There are many ways to make a meaningful planned or charitable estate gift to the school. One or more of these plans may enable you to enhance your future financial well being while making a generous gift to Columbus Academy as well.
If you have already included Academy in your will or other long-range plan, please let us know! It would be our pleasure to induct you into the Van Syckel Society, CA's legacy donor group.
For additional information and assistance, please contact: Erich Hunker '81, P '16 '20 Assistant Head of School, Development and External Relations 614-475-2311
Many individuals would like to make a contribution to the school above and beyond what they are able to give on an annual basis. One practical way to accomplish this is to make a gift through a will or bequest.
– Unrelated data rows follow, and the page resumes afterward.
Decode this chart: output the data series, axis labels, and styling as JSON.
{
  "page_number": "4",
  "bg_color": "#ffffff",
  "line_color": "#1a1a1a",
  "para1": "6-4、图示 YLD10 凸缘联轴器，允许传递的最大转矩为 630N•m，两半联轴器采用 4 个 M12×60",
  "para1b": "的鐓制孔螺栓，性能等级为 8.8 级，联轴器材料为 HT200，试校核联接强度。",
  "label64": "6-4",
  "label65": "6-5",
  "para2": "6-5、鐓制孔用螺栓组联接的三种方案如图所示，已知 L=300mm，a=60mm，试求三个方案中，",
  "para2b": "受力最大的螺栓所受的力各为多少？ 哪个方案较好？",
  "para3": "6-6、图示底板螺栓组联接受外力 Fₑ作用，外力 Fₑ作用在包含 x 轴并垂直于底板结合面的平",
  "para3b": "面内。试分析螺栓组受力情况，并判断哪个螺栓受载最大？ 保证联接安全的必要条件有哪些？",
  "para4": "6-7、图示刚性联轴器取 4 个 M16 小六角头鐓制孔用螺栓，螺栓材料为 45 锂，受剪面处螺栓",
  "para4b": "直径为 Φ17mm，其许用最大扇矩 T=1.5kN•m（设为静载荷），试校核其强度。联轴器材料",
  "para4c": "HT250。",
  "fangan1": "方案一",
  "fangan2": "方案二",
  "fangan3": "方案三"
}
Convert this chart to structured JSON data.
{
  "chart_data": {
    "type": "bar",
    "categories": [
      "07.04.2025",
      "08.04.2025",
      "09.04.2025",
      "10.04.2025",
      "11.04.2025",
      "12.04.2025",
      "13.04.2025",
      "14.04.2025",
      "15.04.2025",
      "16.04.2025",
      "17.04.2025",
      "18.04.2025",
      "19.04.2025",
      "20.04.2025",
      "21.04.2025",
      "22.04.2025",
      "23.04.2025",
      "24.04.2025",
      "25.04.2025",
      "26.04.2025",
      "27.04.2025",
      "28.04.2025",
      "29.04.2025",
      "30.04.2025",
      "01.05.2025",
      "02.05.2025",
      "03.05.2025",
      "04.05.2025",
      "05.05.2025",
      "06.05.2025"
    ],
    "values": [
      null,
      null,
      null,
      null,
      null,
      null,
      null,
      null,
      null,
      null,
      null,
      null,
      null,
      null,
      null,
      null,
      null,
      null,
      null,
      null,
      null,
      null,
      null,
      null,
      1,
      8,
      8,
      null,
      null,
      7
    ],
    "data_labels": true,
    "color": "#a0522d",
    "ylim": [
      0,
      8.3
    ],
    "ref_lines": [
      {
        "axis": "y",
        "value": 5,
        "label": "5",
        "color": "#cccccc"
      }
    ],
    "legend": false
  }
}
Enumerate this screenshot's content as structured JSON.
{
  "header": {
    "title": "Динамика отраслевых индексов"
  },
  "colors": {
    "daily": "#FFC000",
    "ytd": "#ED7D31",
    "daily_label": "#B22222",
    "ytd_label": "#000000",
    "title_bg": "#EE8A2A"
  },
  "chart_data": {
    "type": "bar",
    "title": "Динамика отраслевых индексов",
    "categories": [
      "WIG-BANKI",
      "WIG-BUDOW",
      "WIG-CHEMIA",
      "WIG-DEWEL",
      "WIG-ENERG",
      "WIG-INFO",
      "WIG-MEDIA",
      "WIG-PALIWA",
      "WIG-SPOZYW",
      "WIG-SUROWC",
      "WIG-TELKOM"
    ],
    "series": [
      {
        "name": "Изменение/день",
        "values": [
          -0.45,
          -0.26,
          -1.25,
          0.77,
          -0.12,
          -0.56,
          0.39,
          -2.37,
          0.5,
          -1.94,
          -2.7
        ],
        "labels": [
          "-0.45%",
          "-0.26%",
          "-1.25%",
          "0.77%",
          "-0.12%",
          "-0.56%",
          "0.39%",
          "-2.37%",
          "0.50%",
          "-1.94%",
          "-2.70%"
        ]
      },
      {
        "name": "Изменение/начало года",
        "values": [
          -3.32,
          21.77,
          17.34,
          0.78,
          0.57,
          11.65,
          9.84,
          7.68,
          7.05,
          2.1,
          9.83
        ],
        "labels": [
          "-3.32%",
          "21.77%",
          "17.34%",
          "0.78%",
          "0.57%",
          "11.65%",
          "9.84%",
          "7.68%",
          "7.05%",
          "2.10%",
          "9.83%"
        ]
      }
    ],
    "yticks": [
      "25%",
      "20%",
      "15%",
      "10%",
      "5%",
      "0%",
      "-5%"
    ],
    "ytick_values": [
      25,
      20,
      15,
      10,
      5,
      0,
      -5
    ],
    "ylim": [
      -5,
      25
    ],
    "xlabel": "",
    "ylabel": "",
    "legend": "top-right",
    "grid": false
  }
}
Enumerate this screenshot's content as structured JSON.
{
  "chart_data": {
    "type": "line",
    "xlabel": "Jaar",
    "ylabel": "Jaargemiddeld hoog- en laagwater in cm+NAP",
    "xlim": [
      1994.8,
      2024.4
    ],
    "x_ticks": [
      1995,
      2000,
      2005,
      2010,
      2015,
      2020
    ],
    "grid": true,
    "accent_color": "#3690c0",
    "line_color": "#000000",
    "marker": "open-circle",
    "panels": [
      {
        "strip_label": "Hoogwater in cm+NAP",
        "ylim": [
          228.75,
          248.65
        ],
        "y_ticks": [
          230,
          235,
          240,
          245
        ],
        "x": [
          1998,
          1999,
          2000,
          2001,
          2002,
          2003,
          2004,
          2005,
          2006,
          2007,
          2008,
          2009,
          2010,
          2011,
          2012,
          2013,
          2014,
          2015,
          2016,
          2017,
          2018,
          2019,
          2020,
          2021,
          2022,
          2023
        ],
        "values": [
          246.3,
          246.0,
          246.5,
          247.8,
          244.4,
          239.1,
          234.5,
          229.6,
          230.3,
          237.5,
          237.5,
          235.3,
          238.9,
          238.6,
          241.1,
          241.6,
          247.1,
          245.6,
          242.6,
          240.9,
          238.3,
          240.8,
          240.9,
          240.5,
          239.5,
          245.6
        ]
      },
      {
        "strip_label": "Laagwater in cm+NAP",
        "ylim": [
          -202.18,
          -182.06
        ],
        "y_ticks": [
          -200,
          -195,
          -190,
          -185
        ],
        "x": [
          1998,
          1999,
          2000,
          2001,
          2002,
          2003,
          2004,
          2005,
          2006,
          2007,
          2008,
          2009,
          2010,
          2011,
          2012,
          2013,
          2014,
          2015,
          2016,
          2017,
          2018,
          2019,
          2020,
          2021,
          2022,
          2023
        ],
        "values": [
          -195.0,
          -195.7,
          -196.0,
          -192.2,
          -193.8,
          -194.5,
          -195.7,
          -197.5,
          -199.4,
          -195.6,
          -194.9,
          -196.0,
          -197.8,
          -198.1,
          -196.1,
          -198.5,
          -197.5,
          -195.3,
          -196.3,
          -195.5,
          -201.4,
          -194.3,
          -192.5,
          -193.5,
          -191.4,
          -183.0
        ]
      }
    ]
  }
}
You may indicate that the school is to receive a certain sum of money, a particular piece of property or a percentage of your estate. You may also indicate that the school will benefit only if named beneficiaries do not survive you. A bequest to Columbus Academy is also deductible for federal estate tax and state inheritance tax purposes.
It is not necessary to rewrite your will in order to make a bequest to the school. A simple addition or codicil will suffice. Your legal advisors will know how to proceed, and you only need to provide them with the following information:
Columbus Academy, a not-for-profit organization incorporated in the State of Ohio, located at 4300 Cherry Bottom Road, Gahanna, OH 43230.
A charitable gift annuity is created by making an irrevocable gift of cash or securities to the school which, in turn, agrees to pay yearly income to you (or to you and then to another income beneficiary like a spouse) for life. The school receives the principal upon the death of the donor, or that of a second income beneficiary if it is a two-life contract.
The amount of the income payment does not fluctuate and is determined by gift annuity tables which take into consideration your age and the age of the second income beneficiary, if there is to be one. Payments can be made quarterly, semi-annually or annually.
You are entitled to an income tax deduction in the year you create the gift. Little, if any, capital gains tax need be paid if appreciated securities create the gift. Finally, a portion of each annuity payment is considered tax-free. The amount of the payment and tax-free portion are determined when the annuity is created and remain constant for life.
A deferred gift annuity offers the same income payments as the above-described gift annuity but with one important difference. The donor can postpone the income payments from the gift created until a future date (such as retirement), for when those payments may be required to maintain a certain level of income. Because the payments are deferred, they will be greater than those of the standard gift annuity.
You may create a charitable remainder trust by transferring cash, securities or other property to a trustee (usually a bank) which will pay yearly income to you for life -- or to you and then another income beneficiary. The trust will pay a fixed income on a dollar amount basis (Annuity Trust) or a percentage of the trust as valued annually (Unitrust). The specific dollar amount (Annuity Trust) or percentage payment (Unitrust) is determined at the time the trust is established. Upon the death of the donor and beneficiary (if there is one), the school receives the current value of the trust.
You receive an important and immediate tax deduction for having created either type of trust, and you are not required to pay capital gains tax if appreciated property is used to fund the trust.
For many people, the single largest asset they own may be their home. It is possible for someone to make a gift of a personal residence or farm to Columbus Academy, while retaining the use of the property to live in for the rest of his/her life, or for a term of years. Vacation homes are also an excellent option to use in creating this relatively simple kind of a gift.
The property is deeded to the school and the owner is responsible for all routine expenses such as maintenance, insurance and property taxes. The owner receives an immediate charitable income tax deduction and, upon his/her death, Academy becomes the unqualified owner of the real estate.
Existing policy -- You may own a life insurance policy that was originally purchased to fill a need which no longer exists. For example, you may have purchased a policy to give financial support to your daughter in the event that you were unable to provide for her. Your daughter is now grown with insurance of her own, and the policy you purchased is no longer necessary. Turning such a policy over to the school is an excellent way to make a meaningful gift. By doing so, you may claim a tax deduction equal to the policy’s replacement value (essentially the cash surrender value) and any existing premiums to be paid are deductible.
New policy -- In this case you would purchase a policy designating the school as the owner and beneficiary. Since a new policy has no “cash surrender value” to deduct, the advantage is that the annual premiums paid by you are deductible.
Consult with your lawyer and financial advisor prior to making definitive plans involving your estate and for assistance in selecting the most appropriate planned gift method.